Previous work fails to explain as well as evaluate both bounding box and classification decisions individually for various detectors. Moreover, no tools explain each detector decision, evaluate the explanations, and also identify the reasons for detector failures. This restricts the flexibility to analyze detectors. The main contribution presented here is an open-source Detector Explanation Toolkit (DExT). It is used to explain the detector decisions, evaluate the explanations, and analyze detector errors. The detector decisions are explained visually by highlighting the image pixels that most influence a particular decision. The toolkit implements the proposed approach to generate a holistic explanation for all detector decisions using certain gradient-based explanation methods. To the author’s knowledge, this is the first work to conduct extensive qualitative and novel quantitative evaluations of different explanation methods across various detectors. The qualitative evaluation incorporates a visual analysis of the explanations carried out by the author as well as a human-centric evaluation. The human-centric evaluation includes a user study to understand user trust in the explanations generated across various explanation methods for different detectors. Four multi-object visualization methods are provided to merge the explanations of multiple objects detected in an image as well as the corresponding detector outputs in a single image. Finally, DExT implements the procedure to analyze detector failures using the formulated approach.
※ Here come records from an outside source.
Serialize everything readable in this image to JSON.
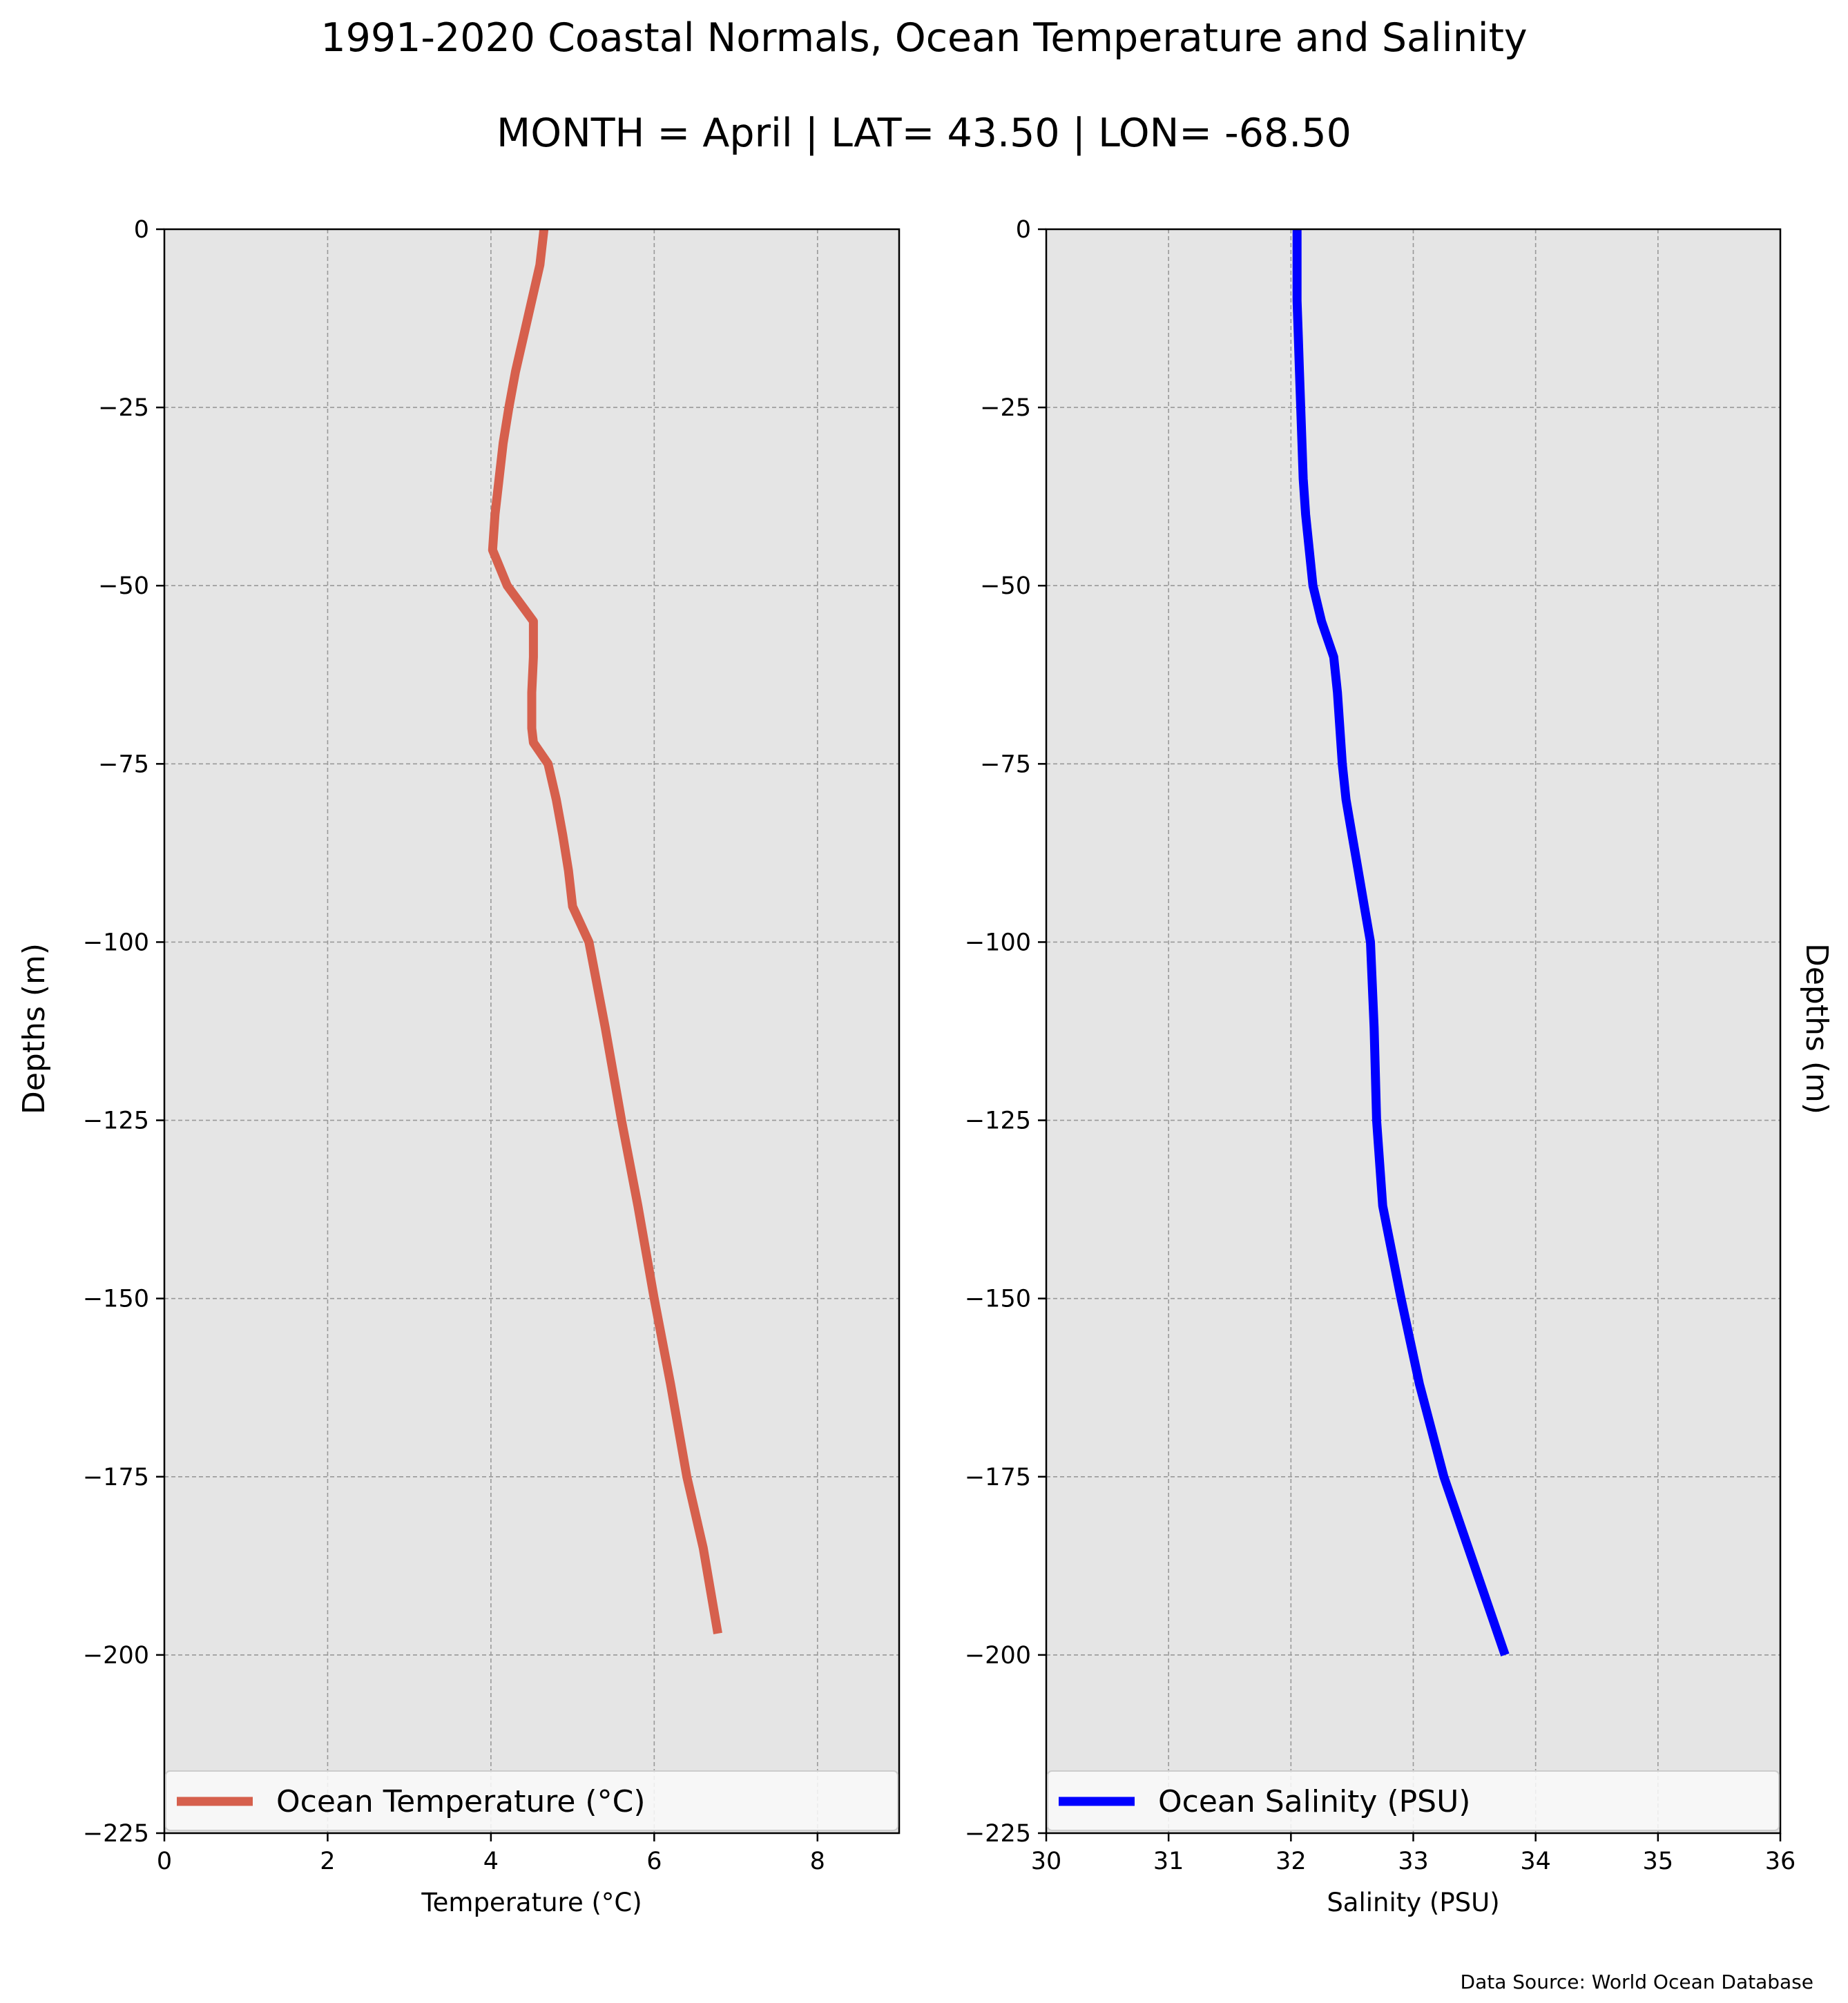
{
  "title": "1991-2020 Coastal Normals, Ocean Temperature and Salinity",
  "subtitle": "MONTH = April | LAT= 43.50 | LON= -68.50",
  "source": "Data Source: World Ocean Database",
  "colors": {
    "background": "#e5e5e5",
    "grid": "#999999",
    "temperature": "#d6604d",
    "salinity": "#0000ff"
  },
  "chart_data": [
    {
      "type": "line",
      "xlabel": "Temperature (°C)",
      "ylabel": "Depths (m)",
      "xlim": [
        0,
        9
      ],
      "ylim": [
        -225,
        0
      ],
      "xticks": [
        0,
        2,
        4,
        6,
        8
      ],
      "xtick_labels": [
        "0",
        "2",
        "4",
        "6",
        "8"
      ],
      "yticks": [
        0,
        -25,
        -50,
        -75,
        -100,
        -125,
        -150,
        -175,
        -200,
        -225
      ],
      "ytick_labels": [
        "0",
        "−25",
        "−50",
        "−75",
        "−100",
        "−125",
        "−150",
        "−175",
        "−200",
        "−225"
      ],
      "grid": true,
      "legend_position": "bottom",
      "series": [
        {
          "name": "Ocean Temperature (°C)",
          "color": "#d6604d",
          "x": [
            4.65,
            4.6,
            4.5,
            4.4,
            4.3,
            4.22,
            4.15,
            4.1,
            4.05,
            4.02,
            4.2,
            4.52,
            4.52,
            4.5,
            4.5,
            4.52,
            4.7,
            4.8,
            4.88,
            4.95,
            5.0,
            5.2,
            5.4,
            5.6,
            5.8,
            6.0,
            6.2,
            6.4,
            6.6,
            6.78
          ],
          "y": [
            0,
            -5,
            -10,
            -15,
            -20,
            -25,
            -30,
            -35,
            -40,
            -45,
            -50,
            -55,
            -60,
            -65,
            -70,
            -72,
            -75,
            -80,
            -85,
            -90,
            -95,
            -100,
            -112,
            -125,
            -137,
            -150,
            -162,
            -175,
            -185,
            -197
          ]
        }
      ]
    },
    {
      "type": "line",
      "xlabel": "Salinity (PSU)",
      "ylabel": "Depths (m)",
      "xlim": [
        30,
        36
      ],
      "ylim": [
        -225,
        0
      ],
      "xticks": [
        30,
        31,
        32,
        33,
        34,
        35,
        36
      ],
      "xtick_labels": [
        "30",
        "31",
        "32",
        "33",
        "34",
        "35",
        "36"
      ],
      "yticks": [
        0,
        -25,
        -50,
        -75,
        -100,
        -125,
        -150,
        -175,
        -200,
        -225
      ],
      "ytick_labels": [
        "0",
        "−25",
        "−50",
        "−75",
        "−100",
        "−125",
        "−150",
        "−175",
        "−200",
        "−225"
      ],
      "grid": true,
      "legend_position": "bottom",
      "series": [
        {
          "name": "Ocean Salinity (PSU)",
          "color": "#0000ff",
          "x": [
            32.05,
            32.05,
            32.05,
            32.06,
            32.07,
            32.08,
            32.09,
            32.1,
            32.12,
            32.15,
            32.18,
            32.25,
            32.35,
            32.38,
            32.4,
            32.42,
            32.45,
            32.5,
            32.55,
            32.6,
            32.65,
            32.68,
            32.7,
            32.75,
            32.9,
            33.05,
            33.25,
            33.45,
            33.65,
            33.75
          ],
          "y": [
            0,
            -5,
            -10,
            -15,
            -20,
            -25,
            -30,
            -35,
            -40,
            -45,
            -50,
            -55,
            -60,
            -65,
            -70,
            -75,
            -80,
            -85,
            -90,
            -95,
            -100,
            -112,
            -125,
            -137,
            -150,
            -162,
            -175,
            -185,
            -195,
            -200
          ]
        }
      ]
    }
  ]
}
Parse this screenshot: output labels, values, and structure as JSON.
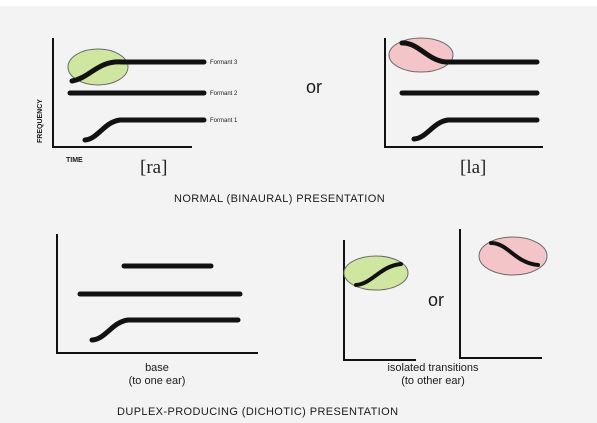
{
  "colors": {
    "background": "#f3f3f3",
    "ink": "#111111",
    "green_highlight": "#cfe6a0",
    "pink_highlight": "#f3c5c8",
    "highlight_edge": "#6a6a6a"
  },
  "top": {
    "axis_label_y": "FREQUENCY",
    "axis_label_x": "TIME",
    "formant_labels": [
      "Formant 3",
      "Formant 2",
      "Formant 1"
    ],
    "or_word": "or",
    "left_syllable": "[ra]",
    "right_syllable": "[la]",
    "caption": "NORMAL (BINAURAL) PRESENTATION"
  },
  "bottom": {
    "or_word": "or",
    "base_label_line1": "base",
    "base_label_line2": "(to one ear)",
    "isolated_label_line1": "isolated transitions",
    "isolated_label_line2": "(to other ear)",
    "caption": "DUPLEX-PRODUCING (DICHOTIC) PRESENTATION"
  }
}
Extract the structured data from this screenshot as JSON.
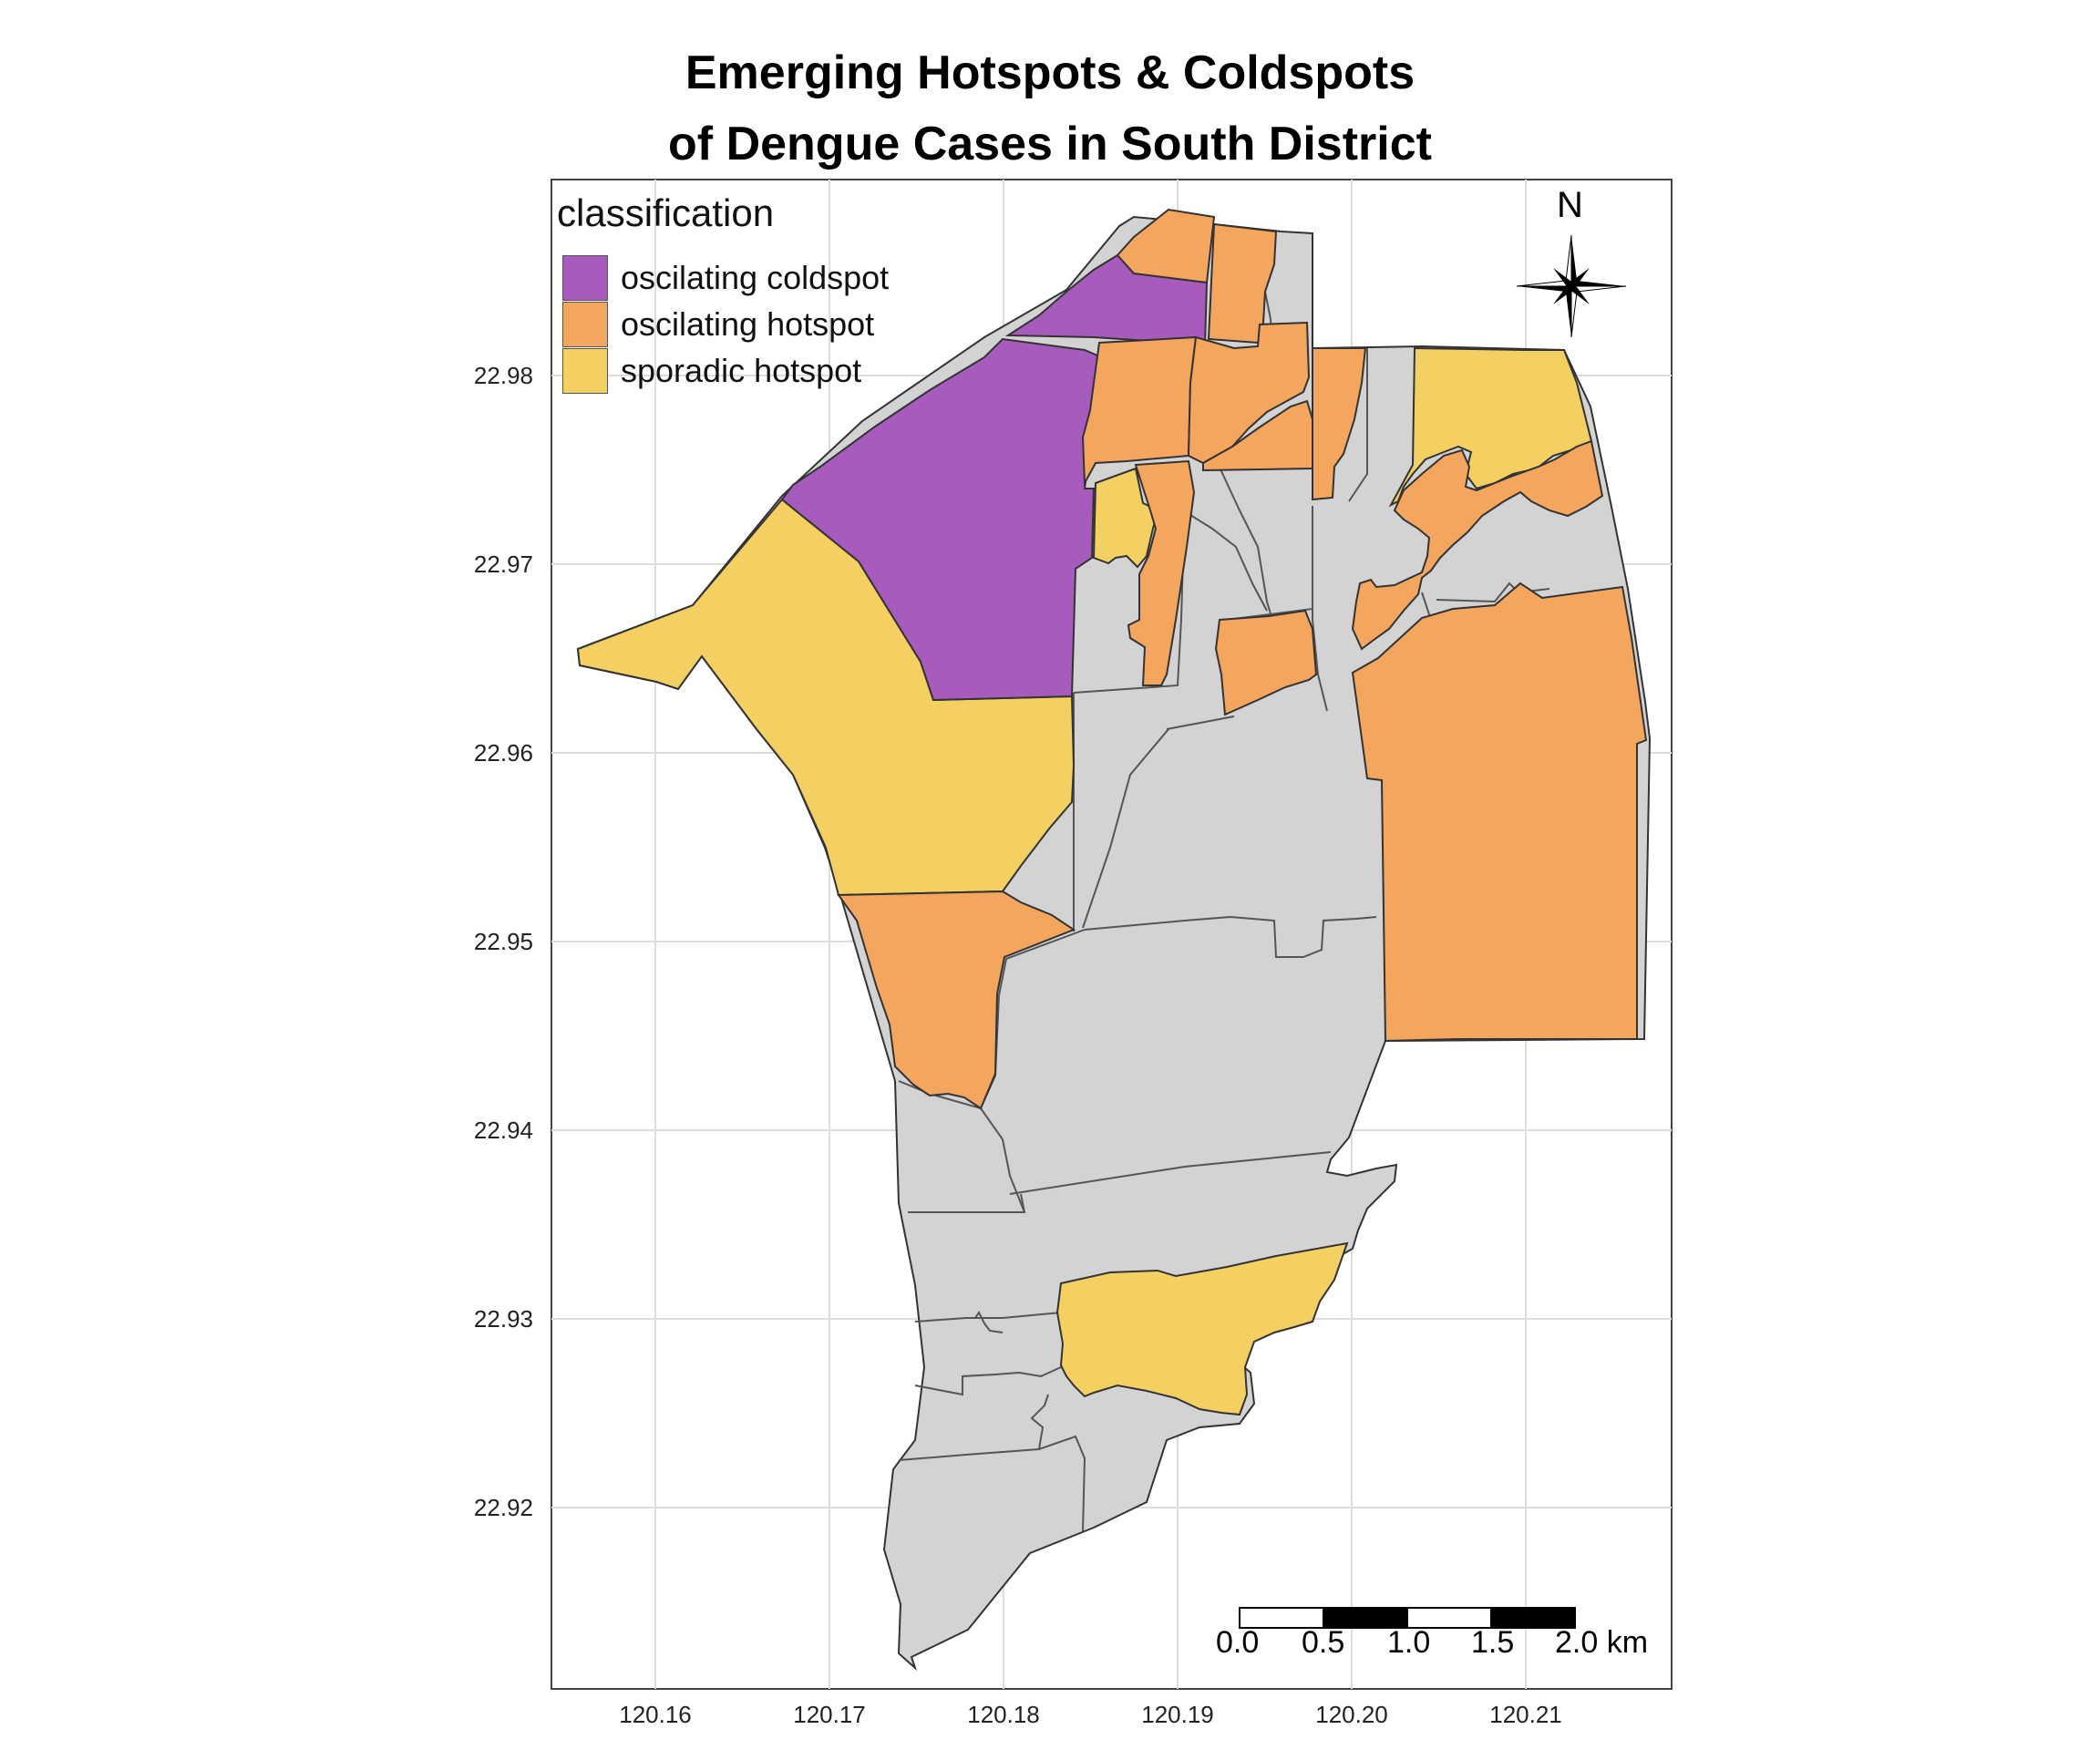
{
  "title_line1": "Emerging Hotspots & Coldspots",
  "title_line2": "of Dengue Cases in South District",
  "legend": {
    "title": "classification",
    "items": [
      {
        "label": "oscilating coldspot",
        "color": "#a65bbd"
      },
      {
        "label": "oscilating hotspot",
        "color": "#f4a65f"
      },
      {
        "label": "sporadic hotspot",
        "color": "#f4cf62"
      }
    ]
  },
  "colors": {
    "background_area": "#d3d3d3",
    "border": "#333333",
    "grid": "#dddddd"
  },
  "axes": {
    "y_ticks": [
      "22.98",
      "22.97",
      "22.96",
      "22.95",
      "22.94",
      "22.93",
      "22.92"
    ],
    "x_ticks": [
      "120.16",
      "120.17",
      "120.18",
      "120.19",
      "120.20",
      "120.21"
    ]
  },
  "north_arrow": {
    "label": "N",
    "icon": "compass-star-icon"
  },
  "scale_bar": {
    "labels": [
      "0.0",
      "0.5",
      "1.0",
      "1.5",
      "2.0 km"
    ]
  }
}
The visual analysis illustrates that the ability to explain a model is more dependent on the model itself than the actual ability of the explanation method. In addition, the explanations are affected by the object explained, the decision explained, detector architecture, training data labels, and model parameters. The results of the quantitative evaluation show that the Single Shot MultiBox Detector (SSD) is more faithfully explained compared to other detectors regardless of the explanation methods. In addition, a single explanation method cannot generate more faithful explanations than other methods for both the bounding box and the classification decision across different detectors. Both the quantitative and human-centric evaluations identify that SmoothGrad with Guided Backpropagation (GBP) provides more trustworthy explanations among selected methods across all detectors. Finally, a convex polygon-based multi-object visualization method provides more human-understandable visualization than other methods.
The author expects that DExT will motivate practitioners to evaluate object detectors from the interpretability perspective by explaining both bounding box and classification decisions.